Hurricane Melissa intensified into a Category 5 hurricane as it neared Jamaica with maximum sustained winds near 175 mph, and the storm is expected to have ‘catastrophic impact’ on the country with up to 40 inches of rain, 13 feet of storm surge and 160 mph sustained winds — with landfall expected sometime Tuesday morning. Forecasters warned the storm could dump up to 30 inches of rain and produce a life-threatening storm surge along Jamaica’s southern coast. The storm is also expected to hit Cuba and bring severe weather to other parts of the Caribbean, including the Bahamas and Turks and Caicos.
Category 5 is the most extreme classification on the Saffir-Simpson scale, reserved for storms with sustained winds above 157 mph—powerful enough to level homes and infrastructure. Melissa more than doubled in strength over the weekend, increasing its winds by 70 mph in just 24 hours. The outer bands of the storm have already lashing Jamaica with wind and rain, and the National Hurricane Center warned that Melissa can potentially cause “extensive infrastructure damage” that will cut off communities.
Daryl Vaz, Jamaica’s transport minister, warned that Melissa could be the island’s most powerful hurricane in decades, with cleanup efforts likely hindered by flooding, landslides, and impassable roads. “Don’t make foolish decisions. We are in a very, very serious time over the next few days.”
Mandatory evacuation orders have been issued for vulnerable coastal areas of Jamaica ahead of what will likely be the strongest storm on record to hit the country. Melissa is expected to be the strongest storm to hit Jamaica since Hurricane Gilbert in 1988 and has already killed three people in Haiti and one person in the Dominican Republic.
Western Haiti could receive up to 16 inches of rain, bringing a severe risk of flash floods and landslides, the hurricane center said.

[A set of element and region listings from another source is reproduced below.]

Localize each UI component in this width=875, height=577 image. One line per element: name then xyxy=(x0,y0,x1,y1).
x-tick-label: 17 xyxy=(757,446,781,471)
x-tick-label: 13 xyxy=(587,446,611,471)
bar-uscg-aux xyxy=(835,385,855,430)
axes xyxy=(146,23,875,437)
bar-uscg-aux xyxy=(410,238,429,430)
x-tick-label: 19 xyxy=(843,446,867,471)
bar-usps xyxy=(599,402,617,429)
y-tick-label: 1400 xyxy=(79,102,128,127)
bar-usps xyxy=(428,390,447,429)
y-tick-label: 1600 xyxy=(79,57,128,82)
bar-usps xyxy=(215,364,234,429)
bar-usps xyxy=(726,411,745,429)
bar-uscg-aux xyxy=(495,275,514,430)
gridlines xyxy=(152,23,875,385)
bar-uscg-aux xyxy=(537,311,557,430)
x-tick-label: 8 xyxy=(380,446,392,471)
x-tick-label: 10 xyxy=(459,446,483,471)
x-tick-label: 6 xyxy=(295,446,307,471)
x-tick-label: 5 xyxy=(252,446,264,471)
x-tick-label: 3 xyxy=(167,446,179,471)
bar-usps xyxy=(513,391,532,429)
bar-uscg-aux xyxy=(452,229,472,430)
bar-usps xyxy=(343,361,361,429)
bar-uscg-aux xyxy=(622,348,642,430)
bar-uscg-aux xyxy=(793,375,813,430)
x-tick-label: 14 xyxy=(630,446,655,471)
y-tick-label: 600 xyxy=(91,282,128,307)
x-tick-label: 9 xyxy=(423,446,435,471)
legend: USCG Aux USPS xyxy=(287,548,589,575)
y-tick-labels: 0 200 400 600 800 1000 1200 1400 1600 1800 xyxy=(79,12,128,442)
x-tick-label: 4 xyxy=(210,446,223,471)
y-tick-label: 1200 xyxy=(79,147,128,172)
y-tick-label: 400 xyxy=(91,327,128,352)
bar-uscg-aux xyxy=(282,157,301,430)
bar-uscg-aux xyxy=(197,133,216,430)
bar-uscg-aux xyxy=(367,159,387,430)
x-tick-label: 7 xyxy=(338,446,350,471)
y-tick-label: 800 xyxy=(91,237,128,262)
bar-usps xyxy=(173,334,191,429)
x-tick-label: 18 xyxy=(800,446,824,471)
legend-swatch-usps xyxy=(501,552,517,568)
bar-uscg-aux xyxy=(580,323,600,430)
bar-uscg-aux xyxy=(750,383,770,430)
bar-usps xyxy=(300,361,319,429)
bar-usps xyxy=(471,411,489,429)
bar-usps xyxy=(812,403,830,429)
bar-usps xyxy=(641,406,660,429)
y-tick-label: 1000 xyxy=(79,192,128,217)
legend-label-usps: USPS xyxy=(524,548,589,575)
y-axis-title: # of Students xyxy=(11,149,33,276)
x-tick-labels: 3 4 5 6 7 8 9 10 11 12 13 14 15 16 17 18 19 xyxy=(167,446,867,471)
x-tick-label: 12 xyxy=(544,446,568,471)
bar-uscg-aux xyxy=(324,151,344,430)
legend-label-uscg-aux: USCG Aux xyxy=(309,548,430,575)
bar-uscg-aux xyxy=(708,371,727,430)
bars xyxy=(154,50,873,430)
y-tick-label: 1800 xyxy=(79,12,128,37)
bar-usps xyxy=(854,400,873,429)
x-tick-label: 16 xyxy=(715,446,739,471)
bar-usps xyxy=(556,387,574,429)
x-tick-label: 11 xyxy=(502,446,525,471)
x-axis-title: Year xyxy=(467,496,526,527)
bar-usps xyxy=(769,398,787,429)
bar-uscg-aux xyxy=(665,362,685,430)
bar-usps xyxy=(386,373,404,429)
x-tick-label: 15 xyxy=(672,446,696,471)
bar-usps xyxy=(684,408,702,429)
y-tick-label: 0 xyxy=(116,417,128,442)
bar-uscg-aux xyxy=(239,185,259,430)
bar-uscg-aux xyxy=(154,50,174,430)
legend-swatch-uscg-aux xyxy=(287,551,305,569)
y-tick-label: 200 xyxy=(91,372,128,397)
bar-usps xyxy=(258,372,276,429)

The storm has already killed at least three people in Haiti and one in the Dominican Republic, where another person remains missing.
Desmond McKenzie, deputy chairman of Jamaica’s Disaster Risk Management Council, said in a statement: “I want to urge Jamaicans to take this seriously. Do not gamble with Melissa. It’s not a safe bet.”
Forecasters said the storm surge along Jamaica’s southern coast could reach 13 feet above ground level near and east of where Melissa makes landfall. Across Kingston and other areas, residents filled sandbags and cleared drains as crews prepared flood channels.
Melissa was also expected to make another landfall Tuesday in eastern Cuba. Hurricane warnings were issued for Granma, Santiago de Cuba, Guantánamo, and Holguín provinces, with up to 20 inches of rain and dangerous coastal flooding anticipated. About 1,000 U.S. military personnel were evacuated from Guantanamo Bay, Cuba and Navy ships in the area were moved out of the storm’s path, a U.S. defense official told CBS News.
In the Dominican Republic, heavy rainfall damaged more than 750 homes and displaced over 3,700 people, officials said. Schools and government offices in several provinces under red alert remained closed Monday, and flooding cut access to at least 48 communities.
In Haiti, the storm destroyed crops across multiple regions, including 37 acres of maize, worsening an already dire food crisis. More than 5.7 million Haitians face crisis-level hunger, with 1.9 million at emergency levels, according to the U.N. Food and Agriculture Organization. Forecasters warned Melissa would continue to unleash torrential rain over southern Haiti and the southern Dominican Republic in the coming days, heightening the risk of additional flooding and damage.